Chronic kidney disease--When treating a horse with chronic kidney disease, Waldridge said, it's essential to keep the horse eating and drinking normally. Diagnosis of this disorder includes identifying elevated renal indices, hyposthenuria (excretion of dilute urine or water loss), casts (kidney cells accumulated in the tubule) in urine, and an ultrasound exam.
When feeding a horse with kidney disease, aim to avoid dietary protein, which causes the horse to urinate excessively and further damages already ailing kidneys, Waldridge said. Also, restrict calcium intake to reduce the amount of the substance the kidneys must extract into the urine, he said. This can be accomplished by feeding high quality grass hay or pasture, and avoiding legume forages with high protein and calcium concentrations. Again, the most important point is to keep the horse eating to maintain a healthy body score; use legumes sparingly if the horse will not eat anything else.

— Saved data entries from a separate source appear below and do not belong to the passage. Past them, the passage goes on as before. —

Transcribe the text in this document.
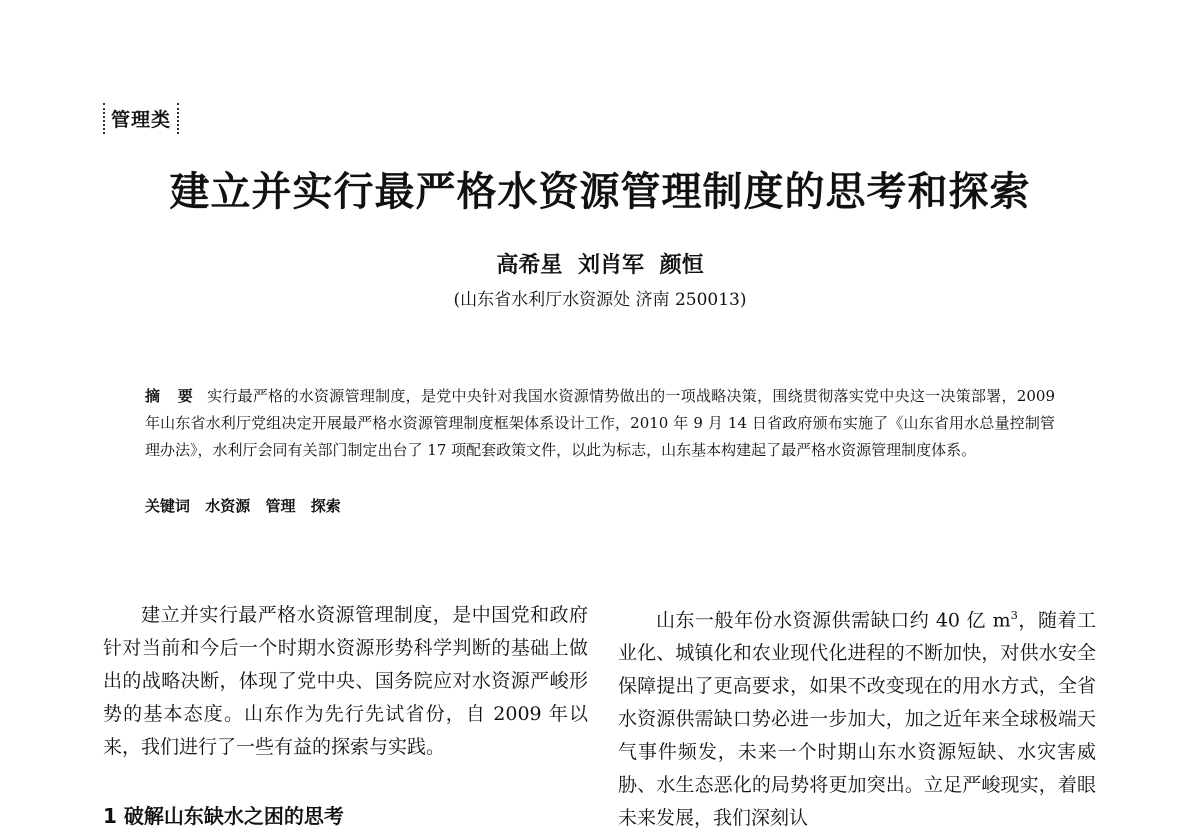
管理类
建立并实行最严格水资源管理制度的思考和探索
高希星 刘肖军 颜恒
(山东省水利厅水资源处 济南 250013)
摘 要 实行最严格的水资源管理制度，是党中央针对我国水资源情势做出的一项战略决策，围绕贯彻落实党中央这一决策部署，2009 年山东省水利厅党组决定开展最严格水资源管理制度框架体系设计工作，2010 年 9 月 14 日省政府颁布实施了《山东省用水总量控制管理办法》，水利厅会同有关部门制定出台了 17 项配套政策文件，以此为标志，山东基本构建起了最严格水资源管理制度体系。
关键词 水资源 管理 探索

建立并实行最严格水资源管理制度，是中国党和政府针对当前和今后一个时期水资源形势科学判断的基础上做出的战略决断，体现了党中央、国务院应对水资源严峻形势的基本态度。山东作为先行先试省份，自 2009 年以来，我们进行了一些有益的探索与实践。

1 破解山东缺水之困的思考

山东一般年份水资源供需缺口约 40 亿 $m^3$，随着工业化、城镇化和农业现代化进程的不断加快，对供水安全保障提出了更高要求，如果不改变现在的用水方式，全省水资源供需缺口势必进一步加大，加之近年来全球极端天气事件频发，未来一个时期山东水资源短缺、水灾害威胁、水生态恶化的局势将更加突出。立足严峻现实，着眼未来发展，我们深刻认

Waldridge also noted providing the patient with one to two ounces of salt, once or twice daily could encourage the horse to drink more, and supplementing his diet with omega-3 fatty acids could aide in reducing renal inflammation.
Respiratory disease--Horses with respiratory ailments--such as recurrent airway obstruction (RAO, also known as heaves) and inflammatory airway disease (IAD)--have special dietary needs as well, Waldridge relayed. Since the clinical signs of both RAO and IDA are intensified by inhaled particles, Waldridge stressed the importance of reducing particles in the horse's breathing zone. Most irritating particles, he said, can be found in the horse's hay. Thus, when feeding affected horses, it's important to consider either taking steps to reduce hay dust or alternative forage sources:
Nutritional choices can either help or hinder a horse's health problems, diseases, or ailments. By understanding why certain feeds are recommended or not for a certain condition and working with a veterinarian, horse owners can help their horses on the road to recovery.
Disclaimer: Seek the advice of a qualified veterinarian before proceeding with any diagnosis, treatment, or therapy.